Keberhasilan di dalam oktagon seringkali memicu adrenalin yang tak terkendali. Namun, bagi seorang petarung di Rusia, momen kemenangan berubah menjadi mimpi buruk dalam hitungan detik.
Rekaman video yang beredar (graphic content warning) menunjukkan atlet tersebut memanjat pagar oktagon segera setelah wasit menghentikan laga. Berniat merayakan kemenangan dengan salto ke belakang—sebuah gerakan yang dipopulerkan oleh bintang UFC Justin Gaethje—atlet tersebut justru tergelincir. Ia mendarat dengan posisi leher tertekuk tajam di bawah beban tubuhnya sendiri.
Bahaya Selebrasi Akrobatik:
- Kelelahan Fisik: Setelah bertarung beberapa ronde, kontrol motorik dan kekuatan otot melemah, membuat gerakan akrobatik jauh lebih berisiko.

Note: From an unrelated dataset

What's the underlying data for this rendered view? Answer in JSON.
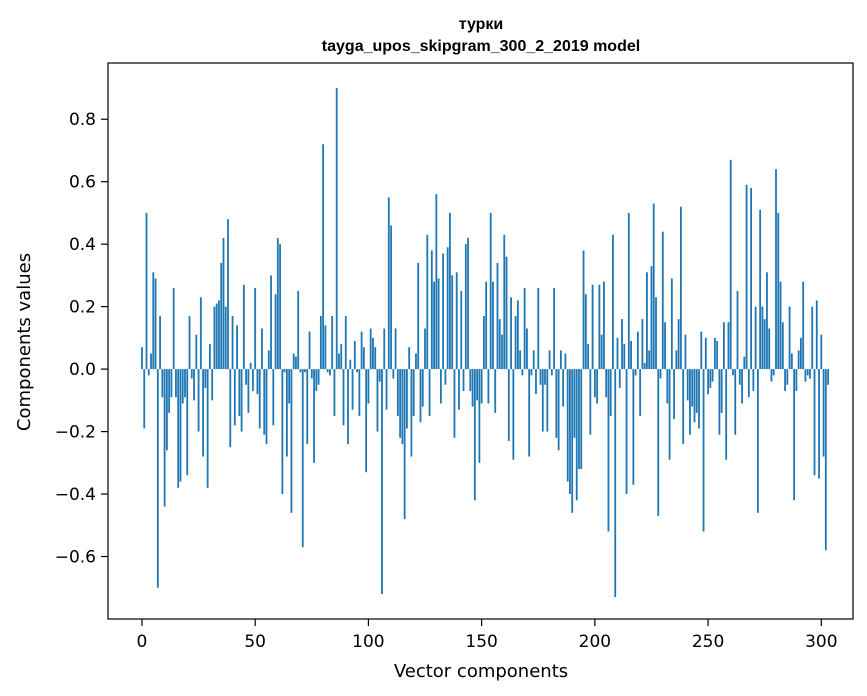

- Permukaan Licin: Lantai oktagon dan pagar seringkali basah oleh keringat atau darah, mengurangi traksi saat melakukan tolakan.
- Risiko Fatal: Mendarat pada bagian puncak kepala dapat menyebabkan cervical spine injury yang berakibat kelumpuhan permanen atau kematian.
Kasus ini menambah daftar panjang cedera konyol namun fatal dalam dunia olahraga tempur. Banyak pihak kini mendesak komisi atletik di berbagai negara untuk mulai memberikan denda atau larangan bagi petarung yang melakukan selebrasi di atas pagar, terutama di level regional di mana fasilitas medis darurat mungkin tidak selengkap di ajang mayor seperti UFC.
Hingga laporan ini diturunkan, identitas petarung tersebut belum dirilis secara resmi oleh promotor, namun doa dan dukungan mengalir dari seluruh komunitas MMA global untuk kesembuhannya.